2 years ago I decided that I needed a change. So after twenty-years and a successful professional career I decided to leave the corporate world and write a business book.
The book was about creating 'the adaptive organisation' and drew heavily on many years of experience working across organisational strategy and implementation. Given my familiarity with the topic, I (perhaps, naively) thought I'd be able to 'whip-up' the book in three months and then I could work out what I wanted to do next. I mean 'How hard could it be?'
Well...pretty hard actually, as it turns out. The journey towards a long-term goal can be relentless, rocky and at times, lonely. I wrote full-time for 18 months. There were so many times when I was tempted to give-up and just do something else. Anything to escape the blank page on the computer screen.
The jobs is not done yet, but at least I can now see the light at the end of the tunnel (the book will be launched in March 2016).
So, what have I learned?
Well, if I could go back in time and give myself some friendly-advice, I'd say 'make sure you do the following seven things'.

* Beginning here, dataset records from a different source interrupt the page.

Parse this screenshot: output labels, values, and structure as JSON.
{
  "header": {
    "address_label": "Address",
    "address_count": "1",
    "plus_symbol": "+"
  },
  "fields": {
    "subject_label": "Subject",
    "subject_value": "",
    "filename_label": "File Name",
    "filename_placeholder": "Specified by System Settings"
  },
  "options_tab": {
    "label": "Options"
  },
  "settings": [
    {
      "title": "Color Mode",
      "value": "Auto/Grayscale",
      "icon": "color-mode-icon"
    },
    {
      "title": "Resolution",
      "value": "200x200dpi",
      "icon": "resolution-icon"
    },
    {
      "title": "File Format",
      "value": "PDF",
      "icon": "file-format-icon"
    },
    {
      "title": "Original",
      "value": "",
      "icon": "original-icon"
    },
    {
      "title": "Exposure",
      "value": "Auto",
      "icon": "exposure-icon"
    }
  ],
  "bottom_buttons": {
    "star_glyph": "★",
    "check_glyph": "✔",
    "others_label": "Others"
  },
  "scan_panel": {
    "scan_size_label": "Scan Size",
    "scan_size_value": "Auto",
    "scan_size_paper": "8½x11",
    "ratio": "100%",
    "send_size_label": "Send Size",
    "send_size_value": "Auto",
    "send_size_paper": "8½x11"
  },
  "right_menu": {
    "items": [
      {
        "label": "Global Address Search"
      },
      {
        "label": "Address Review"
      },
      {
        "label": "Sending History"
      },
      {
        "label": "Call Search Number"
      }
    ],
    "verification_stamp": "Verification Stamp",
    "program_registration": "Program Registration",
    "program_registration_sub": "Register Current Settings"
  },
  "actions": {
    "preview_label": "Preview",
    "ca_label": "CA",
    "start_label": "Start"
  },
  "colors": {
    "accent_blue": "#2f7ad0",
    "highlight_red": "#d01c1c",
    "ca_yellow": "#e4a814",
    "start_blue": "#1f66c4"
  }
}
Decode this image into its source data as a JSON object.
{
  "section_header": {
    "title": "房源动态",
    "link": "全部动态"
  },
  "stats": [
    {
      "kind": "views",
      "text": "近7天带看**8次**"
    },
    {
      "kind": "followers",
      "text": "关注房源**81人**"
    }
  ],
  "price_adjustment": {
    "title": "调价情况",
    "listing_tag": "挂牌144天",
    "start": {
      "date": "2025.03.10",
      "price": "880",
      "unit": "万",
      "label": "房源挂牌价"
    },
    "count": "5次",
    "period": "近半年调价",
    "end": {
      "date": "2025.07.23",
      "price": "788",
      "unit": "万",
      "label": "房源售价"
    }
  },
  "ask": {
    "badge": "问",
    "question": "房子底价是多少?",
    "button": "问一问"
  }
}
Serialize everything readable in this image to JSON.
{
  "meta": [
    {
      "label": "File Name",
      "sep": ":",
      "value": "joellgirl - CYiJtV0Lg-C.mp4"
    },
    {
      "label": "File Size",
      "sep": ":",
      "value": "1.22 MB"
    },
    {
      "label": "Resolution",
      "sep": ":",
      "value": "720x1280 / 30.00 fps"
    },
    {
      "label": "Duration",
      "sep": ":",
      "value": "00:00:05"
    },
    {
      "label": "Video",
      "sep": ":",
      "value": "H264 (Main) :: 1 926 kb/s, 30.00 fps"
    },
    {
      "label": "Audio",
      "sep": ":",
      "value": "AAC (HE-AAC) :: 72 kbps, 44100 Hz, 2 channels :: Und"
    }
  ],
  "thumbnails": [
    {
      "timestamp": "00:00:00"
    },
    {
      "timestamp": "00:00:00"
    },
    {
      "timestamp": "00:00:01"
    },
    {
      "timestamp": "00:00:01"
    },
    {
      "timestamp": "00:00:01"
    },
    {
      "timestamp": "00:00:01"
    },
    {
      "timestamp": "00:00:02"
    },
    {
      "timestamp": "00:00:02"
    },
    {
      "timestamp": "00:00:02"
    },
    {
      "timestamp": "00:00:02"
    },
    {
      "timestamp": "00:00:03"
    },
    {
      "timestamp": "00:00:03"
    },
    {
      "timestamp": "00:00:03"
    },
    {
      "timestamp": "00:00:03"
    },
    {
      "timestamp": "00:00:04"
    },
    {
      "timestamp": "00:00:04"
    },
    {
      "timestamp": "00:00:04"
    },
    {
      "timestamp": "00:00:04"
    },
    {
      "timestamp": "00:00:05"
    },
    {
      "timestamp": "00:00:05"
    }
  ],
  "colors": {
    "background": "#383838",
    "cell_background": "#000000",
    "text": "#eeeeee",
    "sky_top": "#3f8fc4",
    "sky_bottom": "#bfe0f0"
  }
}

Know your reasons - be very clear and honest with yourself why you've chosen to pursue this goal, as opposed to the many alternatives. If someone else suggested it and you're just going along with their idea, you're unlikely to have the resilience you'll need when things go slower than expected.
Start - Setting yourself a long-term goal and actually moving towards it are two very different things. Don't wait for it to be 'right' or 'perfect' otherwise you'll never leave the starting line.
Count the things you've achieved, not the things you haven't - It's easy to be critical when you have high expectations of what you should be achieving by when. These expectations are important because they give you drive and energy. However they can also mean that you never notice how far you've come and never celebrate the achievements.
Establish a routine - Guilt is a great motivator! When you've established a routine (in my case I treated writing like a 9-5 job with a break for lunch) it can feel uncomfortable when you're not following it. When establishing the routine, make sure you adopt a no excuses policy.
Surround yourself with 'tyre-pumpers' - Sometimes pursuing a long-term goal can feel like you're trying to drive on flat, buckling tyres. 'Tyre-pumpers' are positive people who you can seek out, have a coffee with and they'll build up your confidence & self-belief and put things back into perspective. Sometimes just a short-conversation can make the difference between just having a set-back and stopping completely.
Take a break from the work, not the goal - Doing anything repetitively becomes tiring so taking breaks is important. However, build breaks into your routine and beware of the unscheduled-open-ended-break, otherwise known as procrastination.
Believe that the down-hill run will come - Achieving a long-term goal is like climbing over a mountain. There is a point at which you go over the top and the downward slope starts to increase your momentum. Things become easier and you realise (perhaps for the first time) that you are actually going to make it. The trick is to trust that this time will come, but accept that you'll never quite know when.